Der Chor übernimmt bei "Im Dickicht" eine besondere Funktion. Er steht nicht auf der Bühne und ist bewusst nicht szenisch eingebunden. Isabel Mundry: Der Chor ist das Gegenüber der Richterin. Sie triggert die Zeugenaussagen. Er thematisiert das Hören. Wir alle kennen das: Wir sprechen etwas aus, und anschließend spüren wir den Raum und die anderen, oder projizieren etwas in sie hinein. Der Chor im Raum ist wie eine Membran. Oder wie eine zweite Haut.

Mit von der Partie: Die SWR Klangkörper

Wie gehen Sie beim Vertonen des Librettos vor? Lassen Sie sich von inhaltlichen Motiven leiten, von den Figuren oder arbeiten Sie nach rein klanglichen Gesichtspunkten? Weder noch. Hier provozieren nicht die Figuren Motive, sondern die von ihnen verhandelte Geschichte. Durch sie sind sie miteinander verstrickt. Diese Motive wirken in meinem Stück wie eine Matrix, trotz individueller Lügen und Auslassungen. Alle drei Versionen bewegen sich in dieser Matrix und erzeugen dabei signifikante Differenzen. Das können ebenso Abschweifungen sein wie Lücken, Gesten oder somatische Indizien. Für dieses Stück habe ich mich erneut intensiv mit dem Phänomen Stimme beschäftigt. Aber auch die Harmonik, Rhythmik und Figuration habe ich neu durchdacht. Sie müssen es leisten, dass sich das eine immer wieder neu in das andere legen kann.

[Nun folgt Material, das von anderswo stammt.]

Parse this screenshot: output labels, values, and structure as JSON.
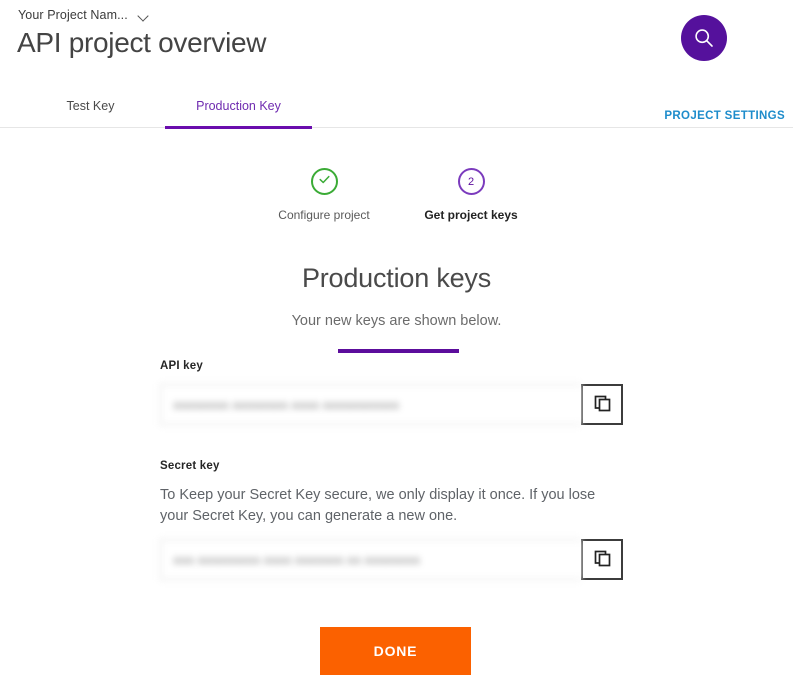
{
  "header": {
    "project_selector_label": "Your Project Nam...",
    "chevron_icon": "chevron-down-icon",
    "page_title": "API project overview",
    "search_icon": "search-icon",
    "search_accent_color": "#55119c"
  },
  "tabs": {
    "items": [
      {
        "label": "Test Key",
        "active": false
      },
      {
        "label": "Production Key",
        "active": true
      }
    ],
    "active_color": "#6a0dad",
    "project_settings_label": "PROJECT SETTINGS",
    "project_settings_color": "#1e8ccb"
  },
  "stepper": {
    "steps": [
      {
        "label": "Configure project",
        "state": "done",
        "marker": "check-icon",
        "color": "#3bab36"
      },
      {
        "label": "Get project keys",
        "state": "current",
        "marker": "2",
        "color": "#7b3bbd"
      }
    ],
    "connector_color": "#5c0d9c"
  },
  "main": {
    "title": "Production keys",
    "subtitle": "Your new keys are shown below.",
    "api_key": {
      "label": "API key",
      "value": "aaaaaaaa aaaaaaaa aaaa aaaaaaaaaaa",
      "placeholder": "",
      "copy_icon": "copy-icon"
    },
    "secret_key": {
      "label": "Secret key",
      "description": "To Keep your Secret Key secure, we only display it once. If you lose your Secret Key, you can generate a new one.",
      "value": "aaa aaaaaaaaa aaaa aaaaaaa aa aaaaaaaa",
      "placeholder": "",
      "copy_icon": "copy-icon"
    }
  },
  "footer": {
    "done_label": "DONE",
    "done_color": "#fb6100"
  }
}
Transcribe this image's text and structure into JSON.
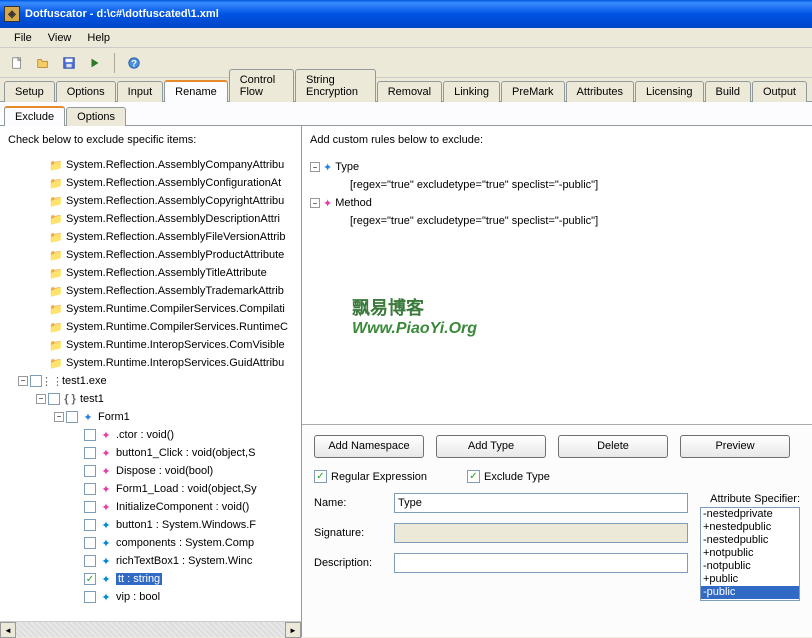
{
  "title": "Dotfuscator - d:\\c#\\dotfuscated\\1.xml",
  "menu": {
    "file": "File",
    "view": "View",
    "help": "Help"
  },
  "tabs": [
    "Setup",
    "Options",
    "Input",
    "Rename",
    "Control Flow",
    "String Encryption",
    "Removal",
    "Linking",
    "PreMark",
    "Attributes",
    "Licensing",
    "Build",
    "Output"
  ],
  "active_tab": "Rename",
  "subtabs": [
    "Exclude",
    "Options"
  ],
  "active_subtab": "Exclude",
  "left": {
    "label": "Check below to exclude specific items:",
    "items": [
      "System.Reflection.AssemblyCompanyAttribu",
      "System.Reflection.AssemblyConfigurationAt",
      "System.Reflection.AssemblyCopyrightAttribu",
      "System.Reflection.AssemblyDescriptionAttri",
      "System.Reflection.AssemblyFileVersionAttrib",
      "System.Reflection.AssemblyProductAttribute",
      "System.Reflection.AssemblyTitleAttribute",
      "System.Reflection.AssemblyTrademarkAttrib",
      "System.Runtime.CompilerServices.Compilati",
      "System.Runtime.CompilerServices.RuntimeC",
      "System.Runtime.InteropServices.ComVisible",
      "System.Runtime.InteropServices.GuidAttribu"
    ],
    "exe": "test1.exe",
    "ns": "test1",
    "cls": "Form1",
    "members": [
      ".ctor : void()",
      "button1_Click : void(object,S",
      "Dispose : void(bool)",
      "Form1_Load : void(object,Sy",
      "InitializeComponent : void()",
      "button1 : System.Windows.F",
      "components : System.Comp",
      "richTextBox1 : System.Winc"
    ],
    "sel": "tt : string",
    "vip": "vip : bool"
  },
  "right": {
    "label": "Add custom rules below to exclude:",
    "rule1": {
      "name": "Type",
      "detail": "[regex=\"true\" excludetype=\"true\" speclist=\"-public\"]"
    },
    "rule2": {
      "name": "Method",
      "detail": "[regex=\"true\" excludetype=\"true\" speclist=\"-public\"]"
    },
    "watermark": {
      "l1": "飘易博客",
      "l2": "Www.PiaoYi.Org"
    },
    "buttons": {
      "ns": "Add Namespace",
      "type": "Add Type",
      "del": "Delete",
      "prev": "Preview"
    },
    "chks": {
      "regex": "Regular Expression",
      "excl": "Exclude Type"
    },
    "form": {
      "name_lbl": "Name:",
      "name_val": "Type",
      "sig_lbl": "Signature:",
      "desc_lbl": "Description:"
    },
    "attr": {
      "lbl": "Attribute Specifier:",
      "opts": [
        "-nestedprivate",
        "+nestedpublic",
        "-nestedpublic",
        "+notpublic",
        "-notpublic",
        "+public",
        "-public"
      ],
      "sel": "-public"
    }
  }
}
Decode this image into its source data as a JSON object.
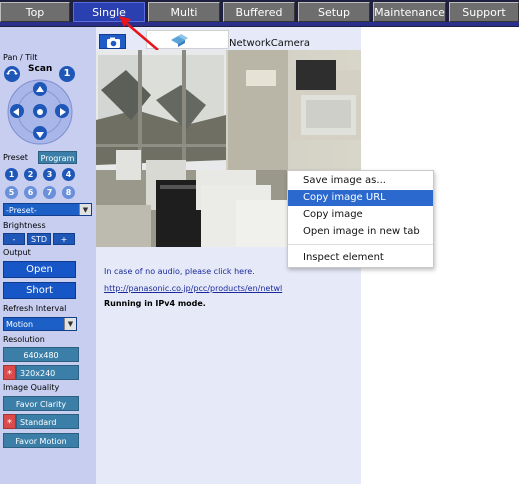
{
  "nav": {
    "tabs": [
      {
        "label": "Top"
      },
      {
        "label": "Single"
      },
      {
        "label": "Multi"
      },
      {
        "label": "Buffered Image"
      },
      {
        "label": "Setup"
      },
      {
        "label": "Maintenance"
      },
      {
        "label": "Support"
      }
    ],
    "active": "Single"
  },
  "sidebar": {
    "pan_tilt_label": "Pan / Tilt",
    "scan_label": "Scan",
    "scan_number": "1",
    "preset_label": "Preset",
    "program_button": "Program",
    "preset_numbers": [
      "1",
      "2",
      "3",
      "4",
      "5",
      "6",
      "7",
      "8"
    ],
    "preset_select": "-Preset-",
    "brightness_label": "Brightness",
    "brightness_minus": "-",
    "brightness_std": "STD",
    "brightness_plus": "+",
    "output_label": "Output",
    "open_button": "Open",
    "short_button": "Short",
    "refresh_label": "Refresh Interval",
    "refresh_select": "Motion",
    "resolution_label": "Resolution",
    "res_640": "640x480",
    "res_320": "320x240",
    "quality_label": "Image Quality",
    "favor_clarity": "Favor Clarity",
    "standard": "Standard",
    "favor_motion": "Favor Motion",
    "selected_marker": "*"
  },
  "main": {
    "camera_name": "NetworkCamera",
    "audio_note": "In case of no audio, please click here.",
    "url": "http://panasonic.co.jp/pcc/products/en/netwl",
    "status": "Running in IPv4 mode."
  },
  "context_menu": {
    "items": [
      {
        "label": "Save image as..."
      },
      {
        "label": "Copy image URL"
      },
      {
        "label": "Copy image"
      },
      {
        "label": "Open image in new tab"
      },
      {
        "label": "Inspect element"
      }
    ],
    "highlighted": "Copy image URL"
  },
  "colors": {
    "nav_bg": "#1f1f3f",
    "tab_active": "#2a3fb0",
    "sidebar_bg": "#c7cef0",
    "menu_highlight": "#2c69cf",
    "annotation_arrow": "#e8141b"
  },
  "icons": [
    "camera-icon",
    "ptz-up-arrow-icon",
    "ptz-down-arrow-icon",
    "ptz-left-arrow-icon",
    "ptz-right-arrow-icon",
    "ptz-home-icon",
    "pan-tilt-rotate-icon",
    "multi-screen-icon",
    "dropdown-arrow-icon",
    "red-annotation-arrow-icon"
  ]
}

Während der Entstehung des Werks sind Sie immer wieder auch im Austausch mit dem Regisseur David Hermann und der Bühnenbildnerin Bettina Meyer. Beeinflussen diese Gespräche Ihre Komposition? Generell finde ich es bei musiktheatralischen Prozessen wesentlich, genau zu überlegen, welche Ebene in der Werkgenese wann relevant wird. Je nach Idee, sind manche von Anfang an konstitutiv, andere sollen länger offen bleiben. Ich habe diesbezüglich bei meinen Musiktheaterstücken sehr unterschiedliche Entscheidungen gefällt, bin auch selbst in verschiedenen Phasen bei Werken anderer eingestiegen. In diesem Projekt stand das Wort zunächst vor dem Bild. Gleichzeitig war das Mitdenken des Visuellen im Dialog mit Klaus permanent präsent. Indem wir uns darüber verständigt haben, schärften wir auch die Sinne für das Eigene. Als Bettina und David hinzukamen, hatte ich zunächst Sorge, dass sie sich durch unsere inneren Bilder bedrängt fühlen könnten. Doch sie wurden offen aufgenommen und auf spannende Weise transformiert. Seither geht das fruchtbare Hin und Her von Ideen, Fragen und Anregungen in größerer Runde weiter, selbst wenn wir uns kaum alle gleichzeitig begegnen. Wir sind wie schwimmende Inseln, zwischen denen der Sand weht und jeweils die Formationen beeinflusst. Ich empfinde das als eine wunderbare Form des Zusammenarbeitens.

Die Fragen stellte die Dramaturgie Elena Garica Fernandez (Staatstheater Mainz).